Our Sages emphasized the particular severity of this prohibition, teaching that one cannot earn atonement for “Hilul Hashem” until after he dies. Other sins can be atoned for through repentance, Yom Kippur, or various forms of suffering. When it comes to “Hilul Hashem,” however, one does not achieve atonement even by repenting, observing Yom Kippur and enduring suffering. This violation is so severe that complete atonement is achieved only at the time of one’s death.
In addition to presenting the prohibition of “Hilul Hashem,” the Torah here also introduces the obligation of “Kiddush Hashem,” to bring honor and glory to G-d through our conduct. The Torah writes, “You shall not desecrate My sacred Name, and I shall be glorified.” The question is asked, why does the Torah need to issue both these commands? If one brings glory to G-d’s Name, then he certainly does not defame G-d’s Name. Seemingly, then, it should have sufficed for the Torah to command us to bring glory to G-d’s Name, as in so doing one necessarily avoids dishonoring G-d’s Name. Why, then, did the Torah also mention the prohibition of “Hilul Hashem”?

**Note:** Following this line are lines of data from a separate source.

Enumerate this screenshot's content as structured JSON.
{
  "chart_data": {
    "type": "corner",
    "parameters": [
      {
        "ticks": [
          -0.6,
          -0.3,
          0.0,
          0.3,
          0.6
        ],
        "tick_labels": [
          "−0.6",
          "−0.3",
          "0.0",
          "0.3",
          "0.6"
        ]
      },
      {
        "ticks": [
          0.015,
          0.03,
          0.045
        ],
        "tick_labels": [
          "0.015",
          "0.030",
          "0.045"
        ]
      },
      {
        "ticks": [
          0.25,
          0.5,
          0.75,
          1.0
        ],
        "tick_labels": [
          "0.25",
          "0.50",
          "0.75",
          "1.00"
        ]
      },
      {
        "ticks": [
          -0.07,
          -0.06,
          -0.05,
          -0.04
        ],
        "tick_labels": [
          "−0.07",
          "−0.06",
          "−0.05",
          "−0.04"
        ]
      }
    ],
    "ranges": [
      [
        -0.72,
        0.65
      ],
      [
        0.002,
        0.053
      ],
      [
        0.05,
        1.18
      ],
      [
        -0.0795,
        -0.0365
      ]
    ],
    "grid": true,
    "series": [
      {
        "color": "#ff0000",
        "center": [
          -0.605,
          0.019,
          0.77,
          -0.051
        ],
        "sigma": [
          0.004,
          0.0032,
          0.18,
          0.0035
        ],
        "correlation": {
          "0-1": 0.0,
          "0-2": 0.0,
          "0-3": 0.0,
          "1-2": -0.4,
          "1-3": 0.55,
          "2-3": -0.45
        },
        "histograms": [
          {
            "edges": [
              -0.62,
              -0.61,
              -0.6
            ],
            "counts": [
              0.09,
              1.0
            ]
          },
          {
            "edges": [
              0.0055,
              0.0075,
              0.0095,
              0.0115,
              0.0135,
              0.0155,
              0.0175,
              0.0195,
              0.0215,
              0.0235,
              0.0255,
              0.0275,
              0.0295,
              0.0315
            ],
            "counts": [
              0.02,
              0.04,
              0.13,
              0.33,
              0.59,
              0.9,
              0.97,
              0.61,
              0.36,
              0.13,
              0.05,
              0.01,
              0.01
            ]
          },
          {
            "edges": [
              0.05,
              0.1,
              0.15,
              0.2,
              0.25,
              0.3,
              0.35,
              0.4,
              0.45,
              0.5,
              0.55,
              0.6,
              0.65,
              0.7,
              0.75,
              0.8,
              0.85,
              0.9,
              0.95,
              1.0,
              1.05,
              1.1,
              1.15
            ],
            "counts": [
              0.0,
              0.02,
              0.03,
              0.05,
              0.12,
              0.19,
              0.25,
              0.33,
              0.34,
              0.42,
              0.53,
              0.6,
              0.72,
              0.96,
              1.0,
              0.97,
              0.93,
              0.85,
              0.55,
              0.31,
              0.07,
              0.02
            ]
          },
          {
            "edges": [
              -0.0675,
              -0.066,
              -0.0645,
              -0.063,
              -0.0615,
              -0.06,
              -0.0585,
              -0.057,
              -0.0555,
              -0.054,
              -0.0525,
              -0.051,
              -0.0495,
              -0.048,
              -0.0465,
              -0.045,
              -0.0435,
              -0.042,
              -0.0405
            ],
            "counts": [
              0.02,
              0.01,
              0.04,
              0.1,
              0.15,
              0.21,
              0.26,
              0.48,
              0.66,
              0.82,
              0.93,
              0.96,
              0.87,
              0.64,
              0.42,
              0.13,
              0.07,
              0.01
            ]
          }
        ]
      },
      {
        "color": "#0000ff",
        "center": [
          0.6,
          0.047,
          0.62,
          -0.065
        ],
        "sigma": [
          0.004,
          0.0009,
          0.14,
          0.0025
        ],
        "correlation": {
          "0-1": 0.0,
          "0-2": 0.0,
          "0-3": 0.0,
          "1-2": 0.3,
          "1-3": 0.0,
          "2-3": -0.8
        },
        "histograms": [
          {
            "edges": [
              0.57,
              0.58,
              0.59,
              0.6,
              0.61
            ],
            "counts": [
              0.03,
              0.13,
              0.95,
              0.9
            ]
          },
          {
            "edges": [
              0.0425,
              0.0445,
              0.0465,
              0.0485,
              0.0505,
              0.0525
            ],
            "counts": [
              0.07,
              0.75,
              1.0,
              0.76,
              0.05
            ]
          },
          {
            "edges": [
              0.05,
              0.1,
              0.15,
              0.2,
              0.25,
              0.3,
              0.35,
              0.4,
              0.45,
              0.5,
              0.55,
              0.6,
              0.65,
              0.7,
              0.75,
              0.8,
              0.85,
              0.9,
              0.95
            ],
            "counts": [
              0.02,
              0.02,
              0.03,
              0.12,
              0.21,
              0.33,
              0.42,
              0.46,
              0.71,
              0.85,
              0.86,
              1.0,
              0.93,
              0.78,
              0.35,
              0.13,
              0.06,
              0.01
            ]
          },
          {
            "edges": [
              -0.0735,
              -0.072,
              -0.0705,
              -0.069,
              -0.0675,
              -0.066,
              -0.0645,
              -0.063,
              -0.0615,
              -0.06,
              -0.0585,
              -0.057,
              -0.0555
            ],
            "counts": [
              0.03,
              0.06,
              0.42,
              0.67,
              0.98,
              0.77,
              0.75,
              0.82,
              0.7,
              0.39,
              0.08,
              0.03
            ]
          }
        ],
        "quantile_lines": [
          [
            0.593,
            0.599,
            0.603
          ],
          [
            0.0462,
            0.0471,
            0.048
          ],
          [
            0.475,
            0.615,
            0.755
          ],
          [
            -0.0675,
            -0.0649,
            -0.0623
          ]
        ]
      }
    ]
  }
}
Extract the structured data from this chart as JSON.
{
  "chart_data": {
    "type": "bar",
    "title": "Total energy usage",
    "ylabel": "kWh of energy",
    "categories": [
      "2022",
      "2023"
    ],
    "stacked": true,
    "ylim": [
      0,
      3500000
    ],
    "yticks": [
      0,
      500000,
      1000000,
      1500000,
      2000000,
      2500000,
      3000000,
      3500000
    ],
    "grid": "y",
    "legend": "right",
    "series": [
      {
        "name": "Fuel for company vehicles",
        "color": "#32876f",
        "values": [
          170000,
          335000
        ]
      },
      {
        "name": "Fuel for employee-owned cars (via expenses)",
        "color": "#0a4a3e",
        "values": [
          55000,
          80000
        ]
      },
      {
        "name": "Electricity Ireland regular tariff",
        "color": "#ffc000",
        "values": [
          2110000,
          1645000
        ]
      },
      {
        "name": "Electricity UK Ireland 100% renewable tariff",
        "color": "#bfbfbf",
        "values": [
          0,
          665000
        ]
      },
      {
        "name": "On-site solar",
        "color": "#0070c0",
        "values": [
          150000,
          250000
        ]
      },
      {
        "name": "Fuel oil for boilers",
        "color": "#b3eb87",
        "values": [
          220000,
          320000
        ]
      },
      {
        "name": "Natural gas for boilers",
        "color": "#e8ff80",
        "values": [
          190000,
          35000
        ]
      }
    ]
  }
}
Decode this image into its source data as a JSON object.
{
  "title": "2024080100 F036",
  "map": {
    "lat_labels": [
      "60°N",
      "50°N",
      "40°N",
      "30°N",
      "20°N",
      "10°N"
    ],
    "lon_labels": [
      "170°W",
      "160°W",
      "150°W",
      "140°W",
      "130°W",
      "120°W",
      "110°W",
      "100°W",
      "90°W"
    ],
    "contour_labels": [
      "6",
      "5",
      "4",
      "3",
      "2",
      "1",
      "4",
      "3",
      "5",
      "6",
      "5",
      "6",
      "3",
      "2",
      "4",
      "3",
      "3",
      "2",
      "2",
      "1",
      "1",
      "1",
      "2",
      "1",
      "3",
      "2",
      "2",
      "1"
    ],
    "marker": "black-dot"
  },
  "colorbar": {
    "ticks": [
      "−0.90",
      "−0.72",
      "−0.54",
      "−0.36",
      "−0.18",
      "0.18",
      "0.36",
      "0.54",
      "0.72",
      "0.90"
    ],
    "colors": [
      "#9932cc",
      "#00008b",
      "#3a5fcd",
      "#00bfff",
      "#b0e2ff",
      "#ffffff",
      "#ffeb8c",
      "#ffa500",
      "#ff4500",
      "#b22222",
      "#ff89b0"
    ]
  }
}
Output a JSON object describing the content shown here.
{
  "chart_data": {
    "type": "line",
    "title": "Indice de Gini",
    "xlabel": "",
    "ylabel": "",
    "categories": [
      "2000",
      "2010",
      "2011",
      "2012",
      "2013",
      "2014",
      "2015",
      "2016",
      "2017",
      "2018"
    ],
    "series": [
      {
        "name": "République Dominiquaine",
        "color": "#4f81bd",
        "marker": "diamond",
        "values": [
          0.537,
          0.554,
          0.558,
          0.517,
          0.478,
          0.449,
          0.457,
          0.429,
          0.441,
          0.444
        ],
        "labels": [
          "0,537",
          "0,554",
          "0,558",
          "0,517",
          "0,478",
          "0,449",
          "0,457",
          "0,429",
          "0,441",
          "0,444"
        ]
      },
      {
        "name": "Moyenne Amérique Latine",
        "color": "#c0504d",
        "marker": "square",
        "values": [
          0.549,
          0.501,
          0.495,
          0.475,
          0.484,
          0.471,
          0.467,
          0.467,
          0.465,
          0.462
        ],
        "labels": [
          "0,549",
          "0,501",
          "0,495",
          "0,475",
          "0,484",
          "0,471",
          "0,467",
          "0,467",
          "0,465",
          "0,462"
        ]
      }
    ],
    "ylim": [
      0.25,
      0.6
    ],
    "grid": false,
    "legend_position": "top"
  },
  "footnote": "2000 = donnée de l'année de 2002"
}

The answer that has been given is that sometimes people are so intent in creating a “Kiddush Hashem” that they end up creating a grievous “Hilul Hashem” in the process. One very common, and very unfortunate, example is people who block the aisle while praying on an airplane. In and of itself, praying while traveling is a great “Kiddush Hashem,” as it publicly demonstrates one’s devotion to G-d and how he is committed to prayer even under the difficult conditions of travel. But if one inconveniences his fellow passengers in the process, then he creates a “Hilul Hashem,” not a “Kiddush Hashem.” Rather than bringing honor to G-d, he conveys the terribly mistaken message that G-d encourages us to be inconsiderate and insensitive to other people.
It once happened that during the morning Shaharit prayer in our synagogue, as we were praying the Amida, a person who lived next to the synagogue stormed into the sanctuary, visibly distraught. He explained that somebody had parked in front of his driveway, and he was unable to leave. After several minutes, the person who had parked his car in front of the driveway finally finished the Amida, and angrily said, “I was rushing to come and pray. What’s the big deal if he waits for a few minutes?”
This is a grave “Hilul Hashem.” This person thought he was acting piously by rushing to the synagogue for prayer. He did not realize that if his rush to pray in the synagogue necessitated creating this “Hilul Hashem,” then he would be much better off praying at home. One cannot create a “Kiddush Hashem” by creating a “Hilul Hashem” in the process.
I recall another example where on a cold, snowy day a man double parked so he could run into a store to do Shabbat shopping. When he came back to his car with his Hallot, wine and other goods, the fellow whose car was blocked was, understandably, very upset. The man who double parked retorted that he was going in to do Shabbat shopping, so the other man could wait for a few minutes. This man thought that since he was doing something very noble – going out to purchase goods for Shabbat in inclement weather – he was entitled to inconvenience other people in the process. He, too, failed to realize that one cannot make a “Kiddush Hashem” by way of a “Hilul Hashem.”
This is why the Torah both forbids “Hilul Hashem” and commands us to make a “Kiddush Hashem.” It instructs us that involving ourselves in important and worthwhile Misvot does not justify inconsiderate behavior, that we must avoid defaming G-d’s Name even as – or especially as – we are working to bring glory to G-d’s Name.